Adair stared at him as if he were mad. She slapped the hand away. Then, turning, she ran from the hall.

They would not see her cry. And she needed time to figure out how she was going to escape from this night-mare that had been visited upon her.

But Elsbeth remained in the shadows, for she needed to know more. She listened as the Lynbridge brothers took their leave of the duke and his party.

As they departed the hall, Andrew Lynbridge murmured softly to Elsbeth, “Call if she needs us, mistress.

This laddie cannot last.” Then he was gone.

Elsbeth nodded slightly, her eyes making brief contact with his. Then she turned and listened as the duke attempted to soothe the boy’s anger at Adair’s behavior.

“I was told she would welcome me,” Llywelyn FitzTudor complained to the duke as Elsbeth gave the boy a goblet of wine. “My father thought it odd the bride had a proxy, but the king assured him all was well. And how, after days on the road, am I greeted? With shouts, anger, and bad manners! My father will not be pleased when I write him. This bride is a termagant! I can see I shall have to beat her into obedience.”

“I think, perhaps, my lord, you would do better to win her over with gentle manners and a subtle wooing,” the duke advised. “Adair was told she was to be married, but she did not believe it would happen so swiftly. She is surprised, of course, by your arrival, for no word was sent ahead, or the knowledge that the deed is done. She wanted to come home after ten years and reacquaint herself with Stanton and her lands. She barely escaped with her life that night when her parents were slain. She is a good maid, and if you will be patient she will come around. I shall stay the night so you two may begin to experience some familiarity with each other beneath the eye of a friend.”

Llywelyn FitzTudor held out his goblet to be refilled.

“I hope you are correct, my lord,” he said sulkily. But his mood did not improve when Adair refused to return to the hall that night. He was shown to an apartment at the far end of the corridor, where the bedchambers were located, by the house’s majordomo, who introduced himself as Albert, and politely addressed him as “my lord earl,” which allayed Llywelyn FitzTudor’s bruised ego.

But instead of the wedding night he had anticipated, he slept in a cold bed alone.

The duke attempted to reason with Adair the following morning when he came down to the hall to find her going about her daily duties. He suddenly realized how lovely she was, and how much she had grown up in thefew months she had been away from the court. She wore a simple loose housedress of violet wool that matched her eyes, and her long black hair was braided into a single plait. They sat by the fire together on a gray morning, and the duke gently scolded her.

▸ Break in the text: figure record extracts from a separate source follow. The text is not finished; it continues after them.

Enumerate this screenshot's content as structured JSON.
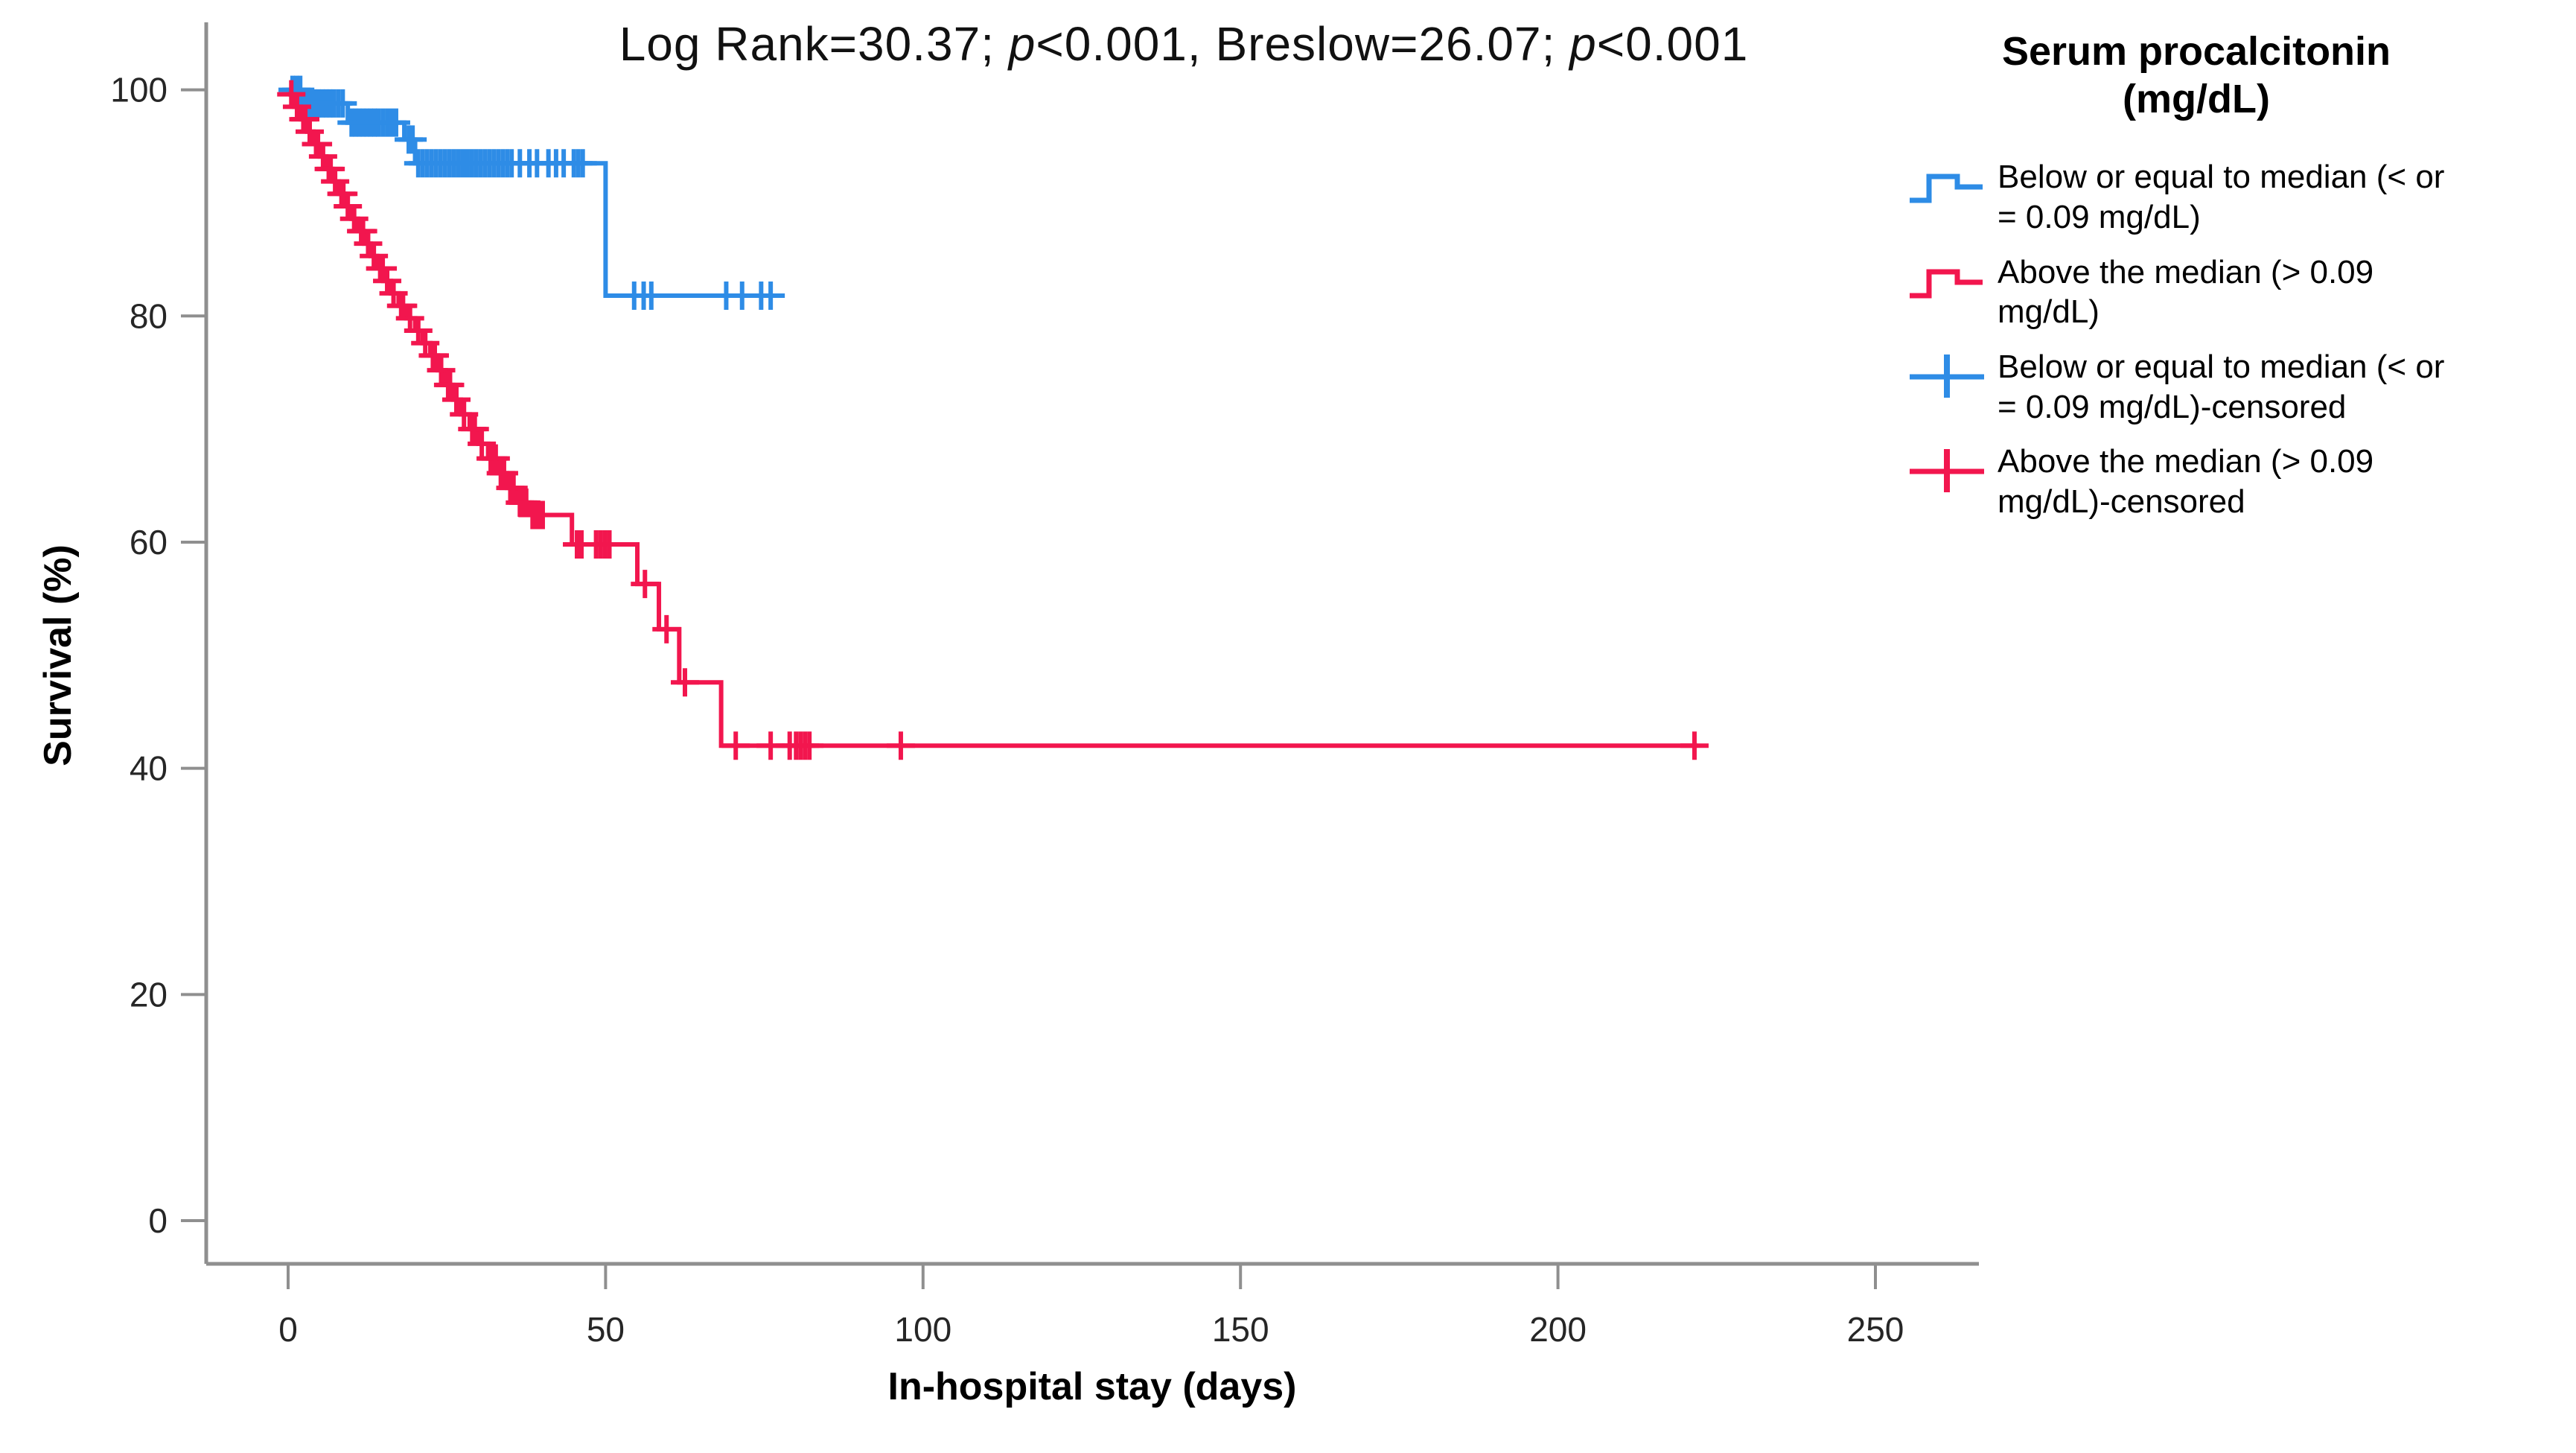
{
  "page": {
    "background": "#ffffff"
  },
  "title": {
    "parts": [
      {
        "text": "Log Rank=30.37; "
      },
      {
        "text": "p",
        "italic": true
      },
      {
        "text": "<0.001, Breslow=26.07; "
      },
      {
        "text": "p",
        "italic": true
      },
      {
        "text": "<0.001"
      }
    ],
    "plain": "Log Rank=30.37; p<0.001, Breslow=26.07; p<0.001"
  },
  "legend": {
    "title_lines": [
      "Serum procalcitonin",
      "(mg/dL)"
    ],
    "entries": [
      {
        "symbol": "step",
        "color": "#2E8CE6",
        "lines": [
          "Below or equal to median (< or",
          "= 0.09 mg/dL)"
        ]
      },
      {
        "symbol": "step",
        "color": "#F2164E",
        "lines": [
          "Above the median (> 0.09",
          "mg/dL)"
        ]
      },
      {
        "symbol": "plus",
        "color": "#2E8CE6",
        "lines": [
          "Below or equal to median (< or",
          "= 0.09 mg/dL)-censored"
        ]
      },
      {
        "symbol": "plus",
        "color": "#F2164E",
        "lines": [
          "Above the median (> 0.09",
          "mg/dL)-censored"
        ]
      }
    ]
  },
  "chart_data": {
    "type": "line",
    "subtype": "kaplan-meier-step",
    "title": "Log Rank=30.37; p<0.001, Breslow=26.07; p<0.001",
    "xlabel": "In-hospital stay (days)",
    "ylabel": "Survival (%)",
    "xlim": [
      0,
      266
    ],
    "ylim": [
      0,
      100
    ],
    "x_ticks": [
      0,
      50,
      100,
      150,
      200,
      250
    ],
    "y_ticks": [
      0,
      20,
      40,
      60,
      80,
      100
    ],
    "grid": false,
    "legend_position": "right",
    "axis_color": "#8f8f8f",
    "tick_label_color": "#262626",
    "series": [
      {
        "name": "Below or equal to median (< or = 0.09 mg/dL)",
        "color": "#2E8CE6",
        "steps": [
          [
            0,
            100
          ],
          [
            2.5,
            98.8
          ],
          [
            9.4,
            97.1
          ],
          [
            18.3,
            95.6
          ],
          [
            20,
            93.5
          ],
          [
            50,
            81.8
          ],
          [
            76.5,
            81.8
          ]
        ],
        "censored_times": [
          0.7,
          1.3,
          1.9,
          3,
          3.6,
          4.2,
          4.8,
          5.4,
          6,
          6.6,
          7.2,
          7.9,
          8.6,
          10,
          10.6,
          11.2,
          11.8,
          12.4,
          13,
          13.6,
          14.2,
          14.9,
          15.6,
          16.3,
          17,
          19,
          19.6,
          20.5,
          21.2,
          21.9,
          22.6,
          23.3,
          24,
          24.7,
          25.4,
          26.1,
          26.8,
          27.5,
          28.2,
          28.9,
          29.6,
          30.3,
          31,
          31.7,
          32.4,
          33.1,
          33.8,
          34.5,
          35.2,
          36.5,
          38,
          39.2,
          41,
          42.2,
          43.4,
          45,
          45.7,
          46.4,
          54.5,
          56,
          57.2,
          69,
          71.5,
          74.5,
          76
        ]
      },
      {
        "name": "Above the median (> 0.09 mg/dL)",
        "color": "#F2164E",
        "steps": [
          [
            0,
            99.6
          ],
          [
            1,
            98.5
          ],
          [
            2,
            97.4
          ],
          [
            3,
            96.3
          ],
          [
            4,
            95.2
          ],
          [
            5,
            94.1
          ],
          [
            6,
            93
          ],
          [
            7,
            91.9
          ],
          [
            8,
            90.8
          ],
          [
            9,
            89.7
          ],
          [
            10,
            88.6
          ],
          [
            11,
            87.5
          ],
          [
            12,
            86.4
          ],
          [
            13,
            85.3
          ],
          [
            14,
            84.2
          ],
          [
            15,
            83.1
          ],
          [
            16.2,
            82
          ],
          [
            17.4,
            80.9
          ],
          [
            18.6,
            79.8
          ],
          [
            20,
            78.7
          ],
          [
            21.2,
            77.6
          ],
          [
            22.4,
            76.5
          ],
          [
            23.6,
            75.2
          ],
          [
            24.8,
            73.9
          ],
          [
            26,
            72.6
          ],
          [
            27.2,
            71.3
          ],
          [
            28.6,
            70
          ],
          [
            30,
            68.7
          ],
          [
            31.5,
            67.4
          ],
          [
            33,
            66.1
          ],
          [
            34.5,
            64.8
          ],
          [
            36,
            63.5
          ],
          [
            38,
            62.4
          ],
          [
            44.7,
            59.8
          ],
          [
            55,
            56.3
          ],
          [
            58.4,
            52.3
          ],
          [
            61.6,
            47.6
          ],
          [
            68.2,
            42
          ],
          [
            222,
            42
          ]
        ],
        "censored_times": [
          0.5,
          1.4,
          2.4,
          2.7,
          3.4,
          4.4,
          4.7,
          5.5,
          6.4,
          6.7,
          7.4,
          8.4,
          8.7,
          9.4,
          10.4,
          11.5,
          11.8,
          12.6,
          13.5,
          14.5,
          14.9,
          15.6,
          16.6,
          17.8,
          18.1,
          19.2,
          20.5,
          21.6,
          22.8,
          23.1,
          24.1,
          25.2,
          25.5,
          26.5,
          27.7,
          29,
          29.4,
          30.5,
          31.9,
          32.3,
          32.7,
          33.5,
          34,
          35,
          35.5,
          36.5,
          37,
          37.5,
          38.5,
          39,
          39.5,
          40.1,
          45.5,
          46.2,
          48.5,
          49.2,
          49.9,
          50.6,
          56.2,
          59.6,
          62.5,
          70.5,
          76,
          79,
          80,
          80.7,
          81.4,
          82.1,
          96.5,
          221.5
        ]
      }
    ]
  }
}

“If you had stayed we might have avoided this,” he told her. “We could have reasoned with the king. Post-poned the wedding until you had had the opportunity to grow used to the idea.”

“How old is he?” Adair demanded to know.

“Fourteen,” the duke responded honestly.

“He is two years younger than I am. He has a face pockmarked with blemishes. He had a fine idea of his own importance, Uncle Dickon, and I suspect he knows nothing about running an estate such as mine. Yet he is not wise enough to allow me to do it, and will ruin Stanton if permitted.”

The duke sighed. “You are probably right,” he agreed,

“and so you will have to find a way around him so that Stanton remains prosperous.”